Department of Public Health and Pediatrics, School of Medicine, University of Turin, Piazza Polonia 94, 10126, Turin, Italy.
BioMole srl., Via Quarello 15/A, 10100, Turin, Italy.
Mol Biol Rep. 2021 May;48(5):4953-4959. doi: 10.1007/s11033-021-06454-2. Epub 2021 Jun 4.
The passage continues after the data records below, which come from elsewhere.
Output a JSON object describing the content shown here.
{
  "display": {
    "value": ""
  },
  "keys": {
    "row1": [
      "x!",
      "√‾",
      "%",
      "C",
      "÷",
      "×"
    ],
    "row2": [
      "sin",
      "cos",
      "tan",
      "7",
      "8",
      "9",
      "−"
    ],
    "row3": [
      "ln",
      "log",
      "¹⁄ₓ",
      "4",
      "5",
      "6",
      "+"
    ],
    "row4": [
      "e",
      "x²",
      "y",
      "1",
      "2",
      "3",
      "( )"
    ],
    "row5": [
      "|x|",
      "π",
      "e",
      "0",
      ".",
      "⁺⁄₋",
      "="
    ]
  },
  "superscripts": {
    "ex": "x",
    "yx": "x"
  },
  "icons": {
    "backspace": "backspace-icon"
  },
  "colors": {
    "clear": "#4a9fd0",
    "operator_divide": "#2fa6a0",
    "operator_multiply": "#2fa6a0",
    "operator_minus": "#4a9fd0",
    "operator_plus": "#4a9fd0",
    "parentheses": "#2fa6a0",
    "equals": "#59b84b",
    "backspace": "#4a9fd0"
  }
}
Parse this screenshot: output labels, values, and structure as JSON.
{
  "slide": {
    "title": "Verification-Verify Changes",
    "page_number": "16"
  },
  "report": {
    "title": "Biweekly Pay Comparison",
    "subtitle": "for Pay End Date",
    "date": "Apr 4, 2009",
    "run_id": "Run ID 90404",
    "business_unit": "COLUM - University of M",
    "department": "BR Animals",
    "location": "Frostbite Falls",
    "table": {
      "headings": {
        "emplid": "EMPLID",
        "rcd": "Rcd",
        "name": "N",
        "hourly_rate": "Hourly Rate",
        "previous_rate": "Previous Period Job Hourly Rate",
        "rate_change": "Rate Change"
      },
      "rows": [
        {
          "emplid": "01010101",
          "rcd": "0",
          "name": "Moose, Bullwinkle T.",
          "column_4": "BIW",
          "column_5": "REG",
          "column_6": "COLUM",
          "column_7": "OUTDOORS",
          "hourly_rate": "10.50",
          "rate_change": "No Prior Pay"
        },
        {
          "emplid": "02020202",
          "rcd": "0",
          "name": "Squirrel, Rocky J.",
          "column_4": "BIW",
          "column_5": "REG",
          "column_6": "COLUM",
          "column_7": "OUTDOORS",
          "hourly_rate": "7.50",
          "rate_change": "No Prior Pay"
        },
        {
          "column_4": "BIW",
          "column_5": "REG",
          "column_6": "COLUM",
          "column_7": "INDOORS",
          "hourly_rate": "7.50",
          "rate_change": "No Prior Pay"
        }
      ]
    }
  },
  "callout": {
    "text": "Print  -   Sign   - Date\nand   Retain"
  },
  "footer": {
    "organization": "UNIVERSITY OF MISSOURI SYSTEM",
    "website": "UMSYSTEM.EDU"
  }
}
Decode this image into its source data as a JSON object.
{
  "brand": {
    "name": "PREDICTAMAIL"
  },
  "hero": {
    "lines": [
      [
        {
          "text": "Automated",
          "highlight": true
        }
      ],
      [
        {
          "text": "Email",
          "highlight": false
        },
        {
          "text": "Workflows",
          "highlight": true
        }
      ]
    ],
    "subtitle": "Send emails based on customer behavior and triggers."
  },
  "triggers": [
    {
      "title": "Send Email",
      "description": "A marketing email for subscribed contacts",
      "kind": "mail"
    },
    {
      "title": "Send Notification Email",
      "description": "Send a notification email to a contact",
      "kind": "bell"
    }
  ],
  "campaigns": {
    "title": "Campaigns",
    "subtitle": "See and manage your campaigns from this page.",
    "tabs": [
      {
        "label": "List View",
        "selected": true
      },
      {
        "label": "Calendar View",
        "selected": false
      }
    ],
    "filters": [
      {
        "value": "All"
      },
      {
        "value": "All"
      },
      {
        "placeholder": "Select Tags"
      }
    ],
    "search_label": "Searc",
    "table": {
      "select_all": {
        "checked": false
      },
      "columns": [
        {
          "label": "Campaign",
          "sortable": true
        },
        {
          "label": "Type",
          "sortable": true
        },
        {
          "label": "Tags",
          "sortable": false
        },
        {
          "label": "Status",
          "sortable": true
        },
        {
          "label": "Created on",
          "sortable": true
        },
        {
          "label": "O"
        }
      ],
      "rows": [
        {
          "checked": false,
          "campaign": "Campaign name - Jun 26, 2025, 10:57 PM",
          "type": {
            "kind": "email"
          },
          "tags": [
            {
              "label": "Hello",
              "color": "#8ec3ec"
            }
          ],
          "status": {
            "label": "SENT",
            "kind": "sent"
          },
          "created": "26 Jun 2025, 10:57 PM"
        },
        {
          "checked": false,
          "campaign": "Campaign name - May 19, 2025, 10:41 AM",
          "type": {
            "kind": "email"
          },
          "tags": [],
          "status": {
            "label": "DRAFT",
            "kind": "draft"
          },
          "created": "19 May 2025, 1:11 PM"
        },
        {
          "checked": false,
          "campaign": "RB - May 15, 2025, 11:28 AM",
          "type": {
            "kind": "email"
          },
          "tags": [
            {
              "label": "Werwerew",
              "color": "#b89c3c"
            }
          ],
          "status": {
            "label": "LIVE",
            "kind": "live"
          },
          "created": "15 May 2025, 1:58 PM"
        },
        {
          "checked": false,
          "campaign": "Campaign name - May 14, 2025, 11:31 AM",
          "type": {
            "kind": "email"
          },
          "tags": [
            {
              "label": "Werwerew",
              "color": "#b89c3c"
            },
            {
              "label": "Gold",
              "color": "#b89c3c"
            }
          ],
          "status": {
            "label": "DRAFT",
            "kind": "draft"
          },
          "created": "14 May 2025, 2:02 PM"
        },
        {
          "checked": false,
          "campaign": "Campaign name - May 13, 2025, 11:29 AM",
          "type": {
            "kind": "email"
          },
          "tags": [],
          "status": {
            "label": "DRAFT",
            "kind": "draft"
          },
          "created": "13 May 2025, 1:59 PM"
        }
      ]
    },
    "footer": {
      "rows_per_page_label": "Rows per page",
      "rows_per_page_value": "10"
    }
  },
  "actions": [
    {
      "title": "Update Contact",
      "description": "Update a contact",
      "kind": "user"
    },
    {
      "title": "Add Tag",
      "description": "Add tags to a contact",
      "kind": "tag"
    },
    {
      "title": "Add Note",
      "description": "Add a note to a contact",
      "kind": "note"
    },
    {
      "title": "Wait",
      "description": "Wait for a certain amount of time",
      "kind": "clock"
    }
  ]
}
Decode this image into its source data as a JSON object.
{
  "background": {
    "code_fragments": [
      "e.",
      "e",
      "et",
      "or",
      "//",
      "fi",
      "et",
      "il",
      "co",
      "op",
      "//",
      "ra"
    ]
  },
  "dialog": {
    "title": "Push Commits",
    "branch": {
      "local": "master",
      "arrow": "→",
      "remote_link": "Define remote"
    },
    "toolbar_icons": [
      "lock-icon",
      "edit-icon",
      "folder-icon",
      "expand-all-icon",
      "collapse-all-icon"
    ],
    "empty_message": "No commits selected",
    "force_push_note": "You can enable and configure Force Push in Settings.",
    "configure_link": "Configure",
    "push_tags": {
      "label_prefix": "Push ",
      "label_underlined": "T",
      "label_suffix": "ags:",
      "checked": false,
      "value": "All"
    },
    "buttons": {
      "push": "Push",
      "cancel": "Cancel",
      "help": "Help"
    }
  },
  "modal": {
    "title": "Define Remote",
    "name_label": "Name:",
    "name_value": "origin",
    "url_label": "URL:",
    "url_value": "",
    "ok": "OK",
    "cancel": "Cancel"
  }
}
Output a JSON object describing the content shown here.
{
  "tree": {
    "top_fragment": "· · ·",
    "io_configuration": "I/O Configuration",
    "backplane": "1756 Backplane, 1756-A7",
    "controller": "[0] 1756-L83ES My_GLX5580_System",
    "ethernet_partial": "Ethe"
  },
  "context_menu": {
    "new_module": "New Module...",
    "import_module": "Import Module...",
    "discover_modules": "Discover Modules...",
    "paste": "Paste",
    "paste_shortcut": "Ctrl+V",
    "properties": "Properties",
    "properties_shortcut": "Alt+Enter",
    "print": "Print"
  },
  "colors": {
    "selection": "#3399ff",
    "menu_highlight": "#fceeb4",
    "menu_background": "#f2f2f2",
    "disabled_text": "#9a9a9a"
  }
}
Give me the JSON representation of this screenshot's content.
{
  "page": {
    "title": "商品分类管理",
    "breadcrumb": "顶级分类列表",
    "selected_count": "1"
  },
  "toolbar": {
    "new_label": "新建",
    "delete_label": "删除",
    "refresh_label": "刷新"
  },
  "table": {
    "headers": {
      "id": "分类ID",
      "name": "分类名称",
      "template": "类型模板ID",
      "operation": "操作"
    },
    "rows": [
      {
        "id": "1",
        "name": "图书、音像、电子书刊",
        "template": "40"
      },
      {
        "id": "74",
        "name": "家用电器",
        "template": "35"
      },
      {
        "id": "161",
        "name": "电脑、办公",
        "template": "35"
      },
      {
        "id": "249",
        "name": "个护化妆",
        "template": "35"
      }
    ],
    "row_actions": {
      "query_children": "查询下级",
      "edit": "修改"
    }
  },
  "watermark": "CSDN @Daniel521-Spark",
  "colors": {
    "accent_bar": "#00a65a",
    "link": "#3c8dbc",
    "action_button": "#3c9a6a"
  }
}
Gilbert's syndrome is characterized by mild unconjugated hyperbilirubinemia. The key of this disease is a diminished activity of UDP-glucuronosyltransferase 1A1 (UGT1A1). TA insertion into the TATA box promoter region of the UGT1A1 gene on chromosome 2 is the genetic basis of Gilbert's syndrome (UGT1A128). An extra TA insert leads to eight (TA)8 repeats (UGT1A137) resulting in a further reduction of glucuronidation activity. A variant lacking one TA repeat (TA)5 (UGT1A136) has been identified. (TA)8 repeats (UGT1A137) and (TA)5 (UGT1A136) have been detected in Africans (frequency up to 0.07 and 0.08 respectively). We present a real time PCR method for genotyping the UGT1A1 (TA)n polymorphism (UGT1A128, UGT1A136, UGT1A137) using Taqman PCR on 7500 and cfx96 Real-Time PCR System. We present a real time PCR method for genotyping the UGT1A1 (TA)n polymorphism (UGT1A128, UGT1A136, UGT1A1*37) using Taqman PCR. About clinical validation, all 53 samples collected from patients referred for suspected Gilbert's syndrome were analyzed. We found 21 on the 53 patients (39.6%) were homozygotes (UGT1A1-TATA (TA)6) and referred as wild-type, 13 on the 53 patients (24.5%) were homozygotes (UGT1A1-TATA (TA)7) and referred as mutated, 1 on the 53 patients (1.9%) were homozygotes (UGT1A1-TATA (TA)8) and referred as mutated, 1 on the 53 patients (1.9%) were heterozygotes (UGT1A1-TATA (TA)7/8) and referred as mutated, 1 on the 53 patients (1.9%) were heterozygotes (UGT1A1-TATA (TA)5/6) and referred as mutated, and 16 on the 53 patients (30.2%) were heterozygotes (UGT1A1-TATA (TA)6/7). None were homozygotes UGT1A1-TATA (TA)5, homozygotes UGT1A1-TATA (TA)8, or heterozygotes with (TA)5 or (TA)8 alleles. The newly described technique represents a valid alternative method to sequencing, mainly due to its rapidity, easiness, and minor costs.
吉尔伯特综合征的特征是轻度非结合性高胆红素血症。这种疾病的关键是 UDP-葡糖醛酸基转移酶 1A1(UGT1A1)活性降低。TA 插入 UGT1A1 基因 TATA 盒启动子区在染色体 2 上是吉尔伯特综合征(UGT1A128)的遗传基础。额外的 TA 插入导致 8 个(TA)8 重复(UGT1A137),导致葡萄糖醛酸化活性进一步降低。已经鉴定出一种缺少一个 TA 重复(TA)5(UGT1A136)的变体。在非洲人(频率分别高达 0.07 和 0.08)中检测到(TA)8 重复(UGT1A137)和(TA)5(UGT1A136)。我们提出了一种使用 Taqman PCR 在 7500 和 cfx96 实时 PCR 系统上对 UGT1A1(TA)n 多态性(UGT1A128、UGT1A136、UGT1A137)进行基因分型的实时 PCR 方法。我们提出了一种使用 Taqman PCR 对 UGT1A1(TA)n 多态性(UGT1A128、UGT1A136、UGT1A1*37)进行基因分型的实时 PCR 方法。关于临床验证,我们分析了从疑似吉尔伯特综合征患者中收集的 53 个样本。我们发现 53 名患者中的 21 名(39.6%)为纯合子(UGT1A1-TATA(TA)6),并被归为野生型,53 名患者中的 13 名(24.5%)为纯合子(UGT1A1-TATA(TA)7),并被归为突变型,53 名患者中的 1 名(1.9%)为纯合子(UGT1A1-TATA(TA)8),并被归为突变型,53 名患者中的 1 名(1.9%)为杂合子(UGT1A1-TATA(TA)7/8),并被归为突变型,53 名患者中的 1 名(1.9%)为杂合子(UGT1A1-TATA(TA)5/6),并被归为突变型,53 名患者中的 16 名(30.2%)为杂合子(UGT1A1-TATA(TA)6/7)。没有一个是 UGT1A1-TATA(TA)5 纯合子,UGT1A1-TATA(TA)8 纯合子,或(TA)5 或(TA)8 等位基因的杂合子。新描述的技术代表了一种替代测序的有效方法,主要是由于其快速性、易用性和较低的成本。